2005, V° Lois et Règlements, n° 34, p.546 et autre référence y citée).
En l’espèce, il échet tout d’abord de constater que le règlement grand-ducal précité du 26 mai 2000 ne contient aucune indication ni aucun élément de motivation permettant de comprendre les raisons qui ont amené le gouvernement à faire application de la procédure de l’urgence et le Grand-Duc à prendre le règlement grand-ducal en question en se référant de manière vague et abstraite à des considérations d’urgence non autrement explicitées.
Il échet au contraire de noter à la lecture des visas précédant les dispositions réglementaires mêmes dudit règlement grand-ducal qu’en date du 27 mai 1994 déjà, le gouvernement en conseil avait pris une décision « concernant l’élaboration d’un plan d’aménagement partiel « zones inondables et zones de rétention » et que partant il s’est écoulé un délai de plus de 6 ans entre la décision de principe du gouvernement de faire procéder à l’élaboration de plans d’aménagement partiels tel que celui en cause et la signature du règlement grand-ducal du 23 novembre 2000. Le gouvernement ne saurait dès lors invoquer l’urgence, alors qu’il a lui-même laissé s’écouler un délai de plus de 6 ans pour prendre les dispositions réglementaires incriminées (Cour adm. 25 octobre 2001, n° 13349C du rôle, Pas. adm. 2005, V° Lois et Règlements, n° 32, p. 546 et autres références y citées).
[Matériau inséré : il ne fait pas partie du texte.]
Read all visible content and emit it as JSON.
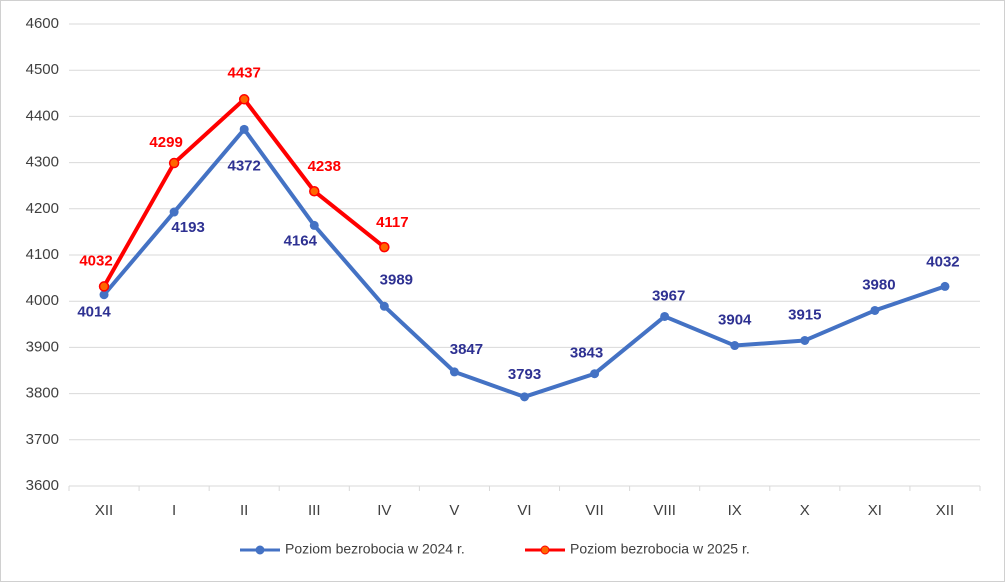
{
  "chart_data": {
    "type": "line",
    "categories": [
      "XII",
      "I",
      "II",
      "III",
      "IV",
      "V",
      "VI",
      "VII",
      "VIII",
      "IX",
      "X",
      "XI",
      "XII"
    ],
    "series": [
      {
        "name": "Poziom bezrobocia w 2024 r.",
        "color": "#4472c4",
        "label_color": "#2e3192",
        "values": [
          4014,
          4193,
          4372,
          4164,
          3989,
          3847,
          3793,
          3843,
          3967,
          3904,
          3915,
          3980,
          4032
        ]
      },
      {
        "name": "Poziom bezrobocia w 2025 r.",
        "color": "#ff0000",
        "label_color": "#ff0000",
        "values": [
          4032,
          4299,
          4437,
          4238,
          4117,
          null,
          null,
          null,
          null,
          null,
          null,
          null,
          null
        ]
      }
    ],
    "ylim": [
      3600,
      4600
    ],
    "yticks": [
      3600,
      3700,
      3800,
      3900,
      4000,
      4100,
      4200,
      4300,
      4400,
      4500,
      4600
    ],
    "grid": true,
    "legend": "bottom"
  }
}
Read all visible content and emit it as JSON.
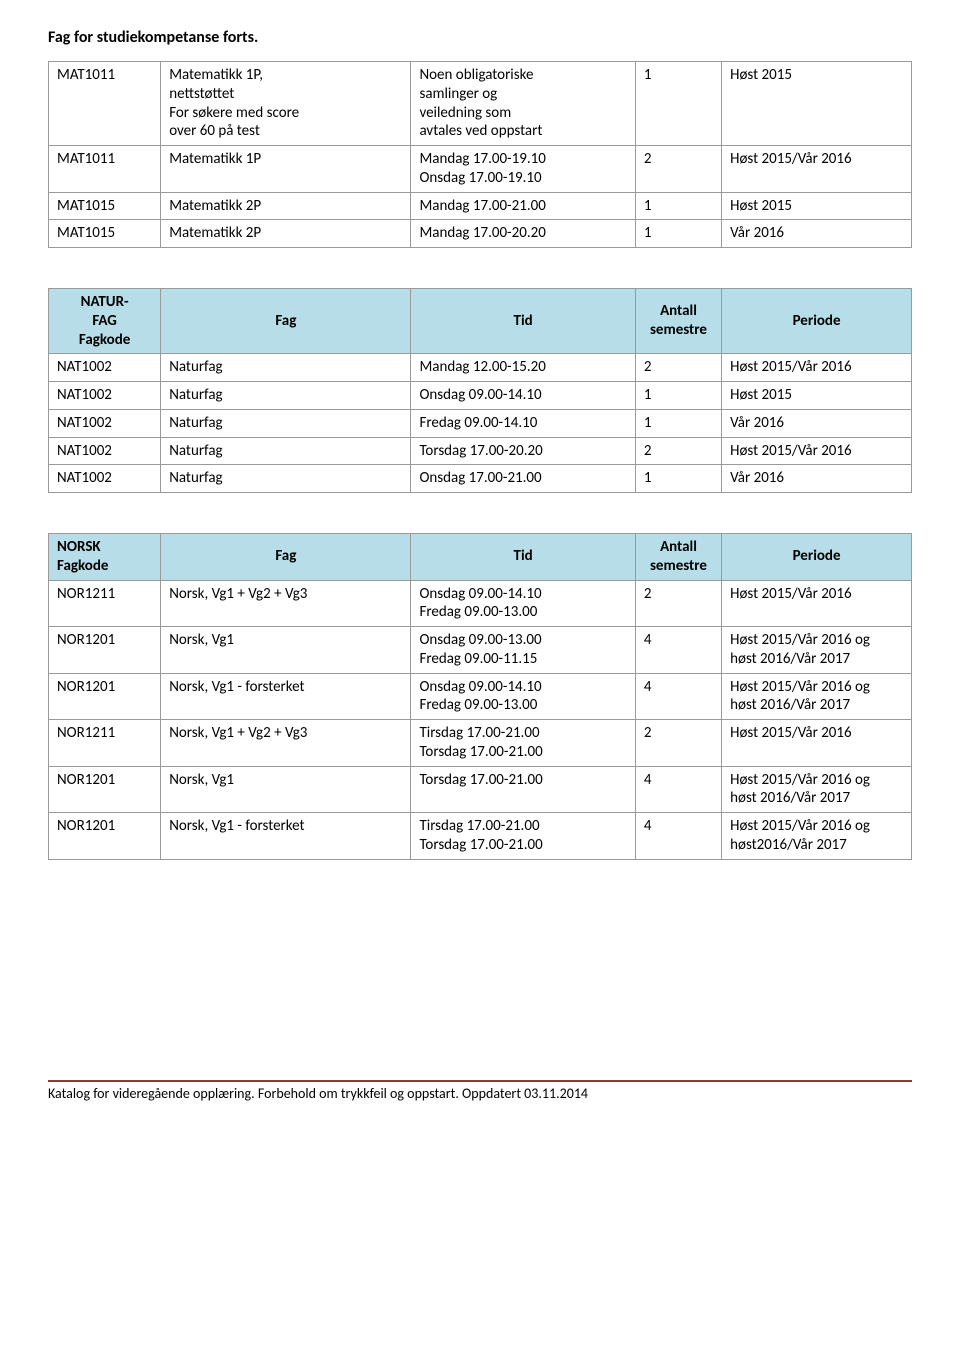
{
  "pageTitle": "Fag for studiekompetanse forts.",
  "colors": {
    "headerBg": "#b6dde8",
    "border": "#9a9a9a",
    "rule": "#943634"
  },
  "matTable": {
    "rows": [
      {
        "code": "MAT1011",
        "fag": "Matematikk 1P,\nnettstøttet\nFor søkere med score\nover 60 på test",
        "tid": "Noen obligatoriske\nsamlinger og\nveiledning som\navtales ved oppstart",
        "sem": "1",
        "per": "Høst 2015"
      },
      {
        "code": "MAT1011",
        "fag": "Matematikk 1P",
        "tid": "Mandag 17.00-19.10\nOnsdag 17.00-19.10",
        "sem": "2",
        "per": "Høst 2015/Vår 2016"
      },
      {
        "code": "MAT1015",
        "fag": "Matematikk 2P",
        "tid": "Mandag 17.00-21.00",
        "sem": "1",
        "per": "Høst 2015"
      },
      {
        "code": "MAT1015",
        "fag": "Matematikk 2P",
        "tid": "Mandag 17.00-20.20",
        "sem": "1",
        "per": "Vår 2016"
      }
    ]
  },
  "naturTable": {
    "headers": {
      "code": "NATUR-\nFAG\nFagkode",
      "fag": "Fag",
      "tid": "Tid",
      "sem": "Antall\nsemestre",
      "per": "Periode"
    },
    "rows": [
      {
        "code": "NAT1002",
        "fag": "Naturfag",
        "tid": "Mandag 12.00-15.20",
        "sem": "2",
        "per": "Høst 2015/Vår 2016"
      },
      {
        "code": "NAT1002",
        "fag": "Naturfag",
        "tid": "Onsdag 09.00-14.10",
        "sem": "1",
        "per": "Høst 2015"
      },
      {
        "code": "NAT1002",
        "fag": "Naturfag",
        "tid": "Fredag 09.00-14.10",
        "sem": "1",
        "per": "Vår 2016"
      },
      {
        "code": "NAT1002",
        "fag": "Naturfag",
        "tid": "Torsdag 17.00-20.20",
        "sem": "2",
        "per": "Høst 2015/Vår 2016"
      },
      {
        "code": "NAT1002",
        "fag": "Naturfag",
        "tid": "Onsdag 17.00-21.00",
        "sem": "1",
        "per": "Vår 2016"
      }
    ]
  },
  "norskTable": {
    "headers": {
      "code": "NORSK\nFagkode",
      "fag": "Fag",
      "tid": "Tid",
      "sem": "Antall\nsemestre",
      "per": "Periode"
    },
    "rows": [
      {
        "code": "NOR1211",
        "fag": "Norsk, Vg1 + Vg2 + Vg3",
        "tid": "Onsdag 09.00-14.10\nFredag 09.00-13.00",
        "sem": "2",
        "per": "Høst 2015/Vår 2016"
      },
      {
        "code": "NOR1201",
        "fag": "Norsk, Vg1",
        "tid": "Onsdag 09.00-13.00\nFredag 09.00-11.15",
        "sem": "4",
        "per": "Høst 2015/Vår 2016 og\nhøst 2016/Vår 2017"
      },
      {
        "code": "NOR1201",
        "fag": "Norsk, Vg1 - forsterket",
        "tid": "Onsdag 09.00-14.10\nFredag 09.00-13.00",
        "sem": "4",
        "per": "Høst 2015/Vår 2016 og\nhøst 2016/Vår 2017"
      },
      {
        "code": "NOR1211",
        "fag": "Norsk, Vg1 + Vg2 + Vg3",
        "tid": "Tirsdag 17.00-21.00\nTorsdag 17.00-21.00",
        "sem": "2",
        "per": "Høst 2015/Vår 2016"
      },
      {
        "code": "NOR1201",
        "fag": "Norsk, Vg1",
        "tid": "Torsdag 17.00-21.00",
        "sem": "4",
        "per": "Høst 2015/Vår 2016 og\nhøst 2016/Vår 2017"
      },
      {
        "code": "NOR1201",
        "fag": "Norsk, Vg1 - forsterket",
        "tid": "Tirsdag 17.00-21.00\nTorsdag 17.00-21.00",
        "sem": "4",
        "per": "Høst 2015/Vår 2016 og\nhøst2016/Vår 2017"
      }
    ]
  },
  "footer": "Katalog for videregående opplæring. Forbehold om trykkfeil og oppstart. Oppdatert 03.11.2014"
}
Il suit de l’ensemble des considérations qui précèdent qu’à défaut de justification du caractère de l’urgence invoqué à la base du règlement grand-ducal du 26 mai 2000, celui-ci a été pris en violation de l’article 2, paragraphe (1), alinéa 1er de la loi précitée du 12 juillet 1996.
L’illégalité du règlement grand-ducal du 26 mai 2000 ayant ainsi été constatée par le tribunal, il doit être déclaré inapplicable en l’espèce.
Il s’ensuit que les décisions du bourgmestre de la commune de Rosport des 26 août 2004, 16 novembre 2004 et 23 mars 2005, dans la mesure où elles se sont exclusivement motivées par ledit règlement grand-ducal, doivent être annulées.
Par ces motifs, le tribunal administratif, première chambre, statuant à l’égard de toutes les parties ;
reçoit le recours en annulation en la forme ;
déclare le recours en annulation justifié, partant annule les décisions du bourgmestre de la commune de Rosport des 26 août 2004, 16 novembre 2004 et 23 mars 2005 ;
condamne l’administration communale de Rosport aux frais.
Ainsi jugé par :
M. Georges Ravarani, président, Mme Lenert, vice-président, Mme Lamesch, premier juge, et lu à l’audience publique du 26 avril 2006 par le vice-président, en présence de M. Schmit, greffier en chef.